On sait par exemple que Delta produit environ 1000 fois plus de virus dans les voies respiratoires que la souche originelle, selon une récente étude réalisée en Chine. Les personnes infectées sont plus contaminantes et le sont plus tôt.
Cet avantage est dû à un ensemble de mutations, dont une particulière, peu analysée par le passé : P681R. Elle permettrait au virus de se multiplier bien plus rapidement dans notre organisme, rappelleNature. Ce qui a surpris les chercheurs, c’est que cette mutation ne faisait pas partie de celles surveillées, car présentes sur les variants Alpha, Beta et Gamma.

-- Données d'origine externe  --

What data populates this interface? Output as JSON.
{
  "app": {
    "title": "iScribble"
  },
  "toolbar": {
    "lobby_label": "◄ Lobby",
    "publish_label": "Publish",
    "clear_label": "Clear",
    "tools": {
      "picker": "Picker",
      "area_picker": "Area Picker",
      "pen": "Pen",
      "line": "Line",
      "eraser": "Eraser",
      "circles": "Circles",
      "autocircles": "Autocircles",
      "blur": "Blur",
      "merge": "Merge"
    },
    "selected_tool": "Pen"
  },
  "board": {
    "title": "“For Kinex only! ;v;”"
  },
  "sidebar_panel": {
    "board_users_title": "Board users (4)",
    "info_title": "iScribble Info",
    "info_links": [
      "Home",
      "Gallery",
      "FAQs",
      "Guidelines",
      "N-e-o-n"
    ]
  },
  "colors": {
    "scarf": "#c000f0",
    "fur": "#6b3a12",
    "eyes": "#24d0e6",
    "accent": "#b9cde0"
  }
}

Pour autant, P681R ne peut pas tout expliquer. Kappa, un cousin de Delta qui porte cette fameuse mutation, fut le variant dominant au début de la vague d’avril en Inde. Mais il a très vite été remplacé par Delta et n’a jamais réussi à s’imposer véritablement ailleurs. Dans un article prépublié mi-août, des chercheurs ont d’ailleurs montré que Kappa est bien moins efficace que Delta pour infecter les cellules, alors même qu’il possède P681R.
Si certaines mutations clés ouvrent la voie à des coronavirus plus efficaces et plus dangereux, elles ne se suffisent pas à elles-mêmes. C’est un ensemble, encore mal connu, de changements qui permettent ou non à un variant de surpasser ses cousins.
Et c’est pour cela qu’il est important de surveiller les nouveaux variants, même s’ils ne s’imposent pas face à Delta. Il n’est pas impossible par exemple qu’un variant comme Mu, après quelques nouvelles mutations, donne par hasard naissance à un nouveau variant bien plus dangereux, qui pourrait lui remplacer Delta.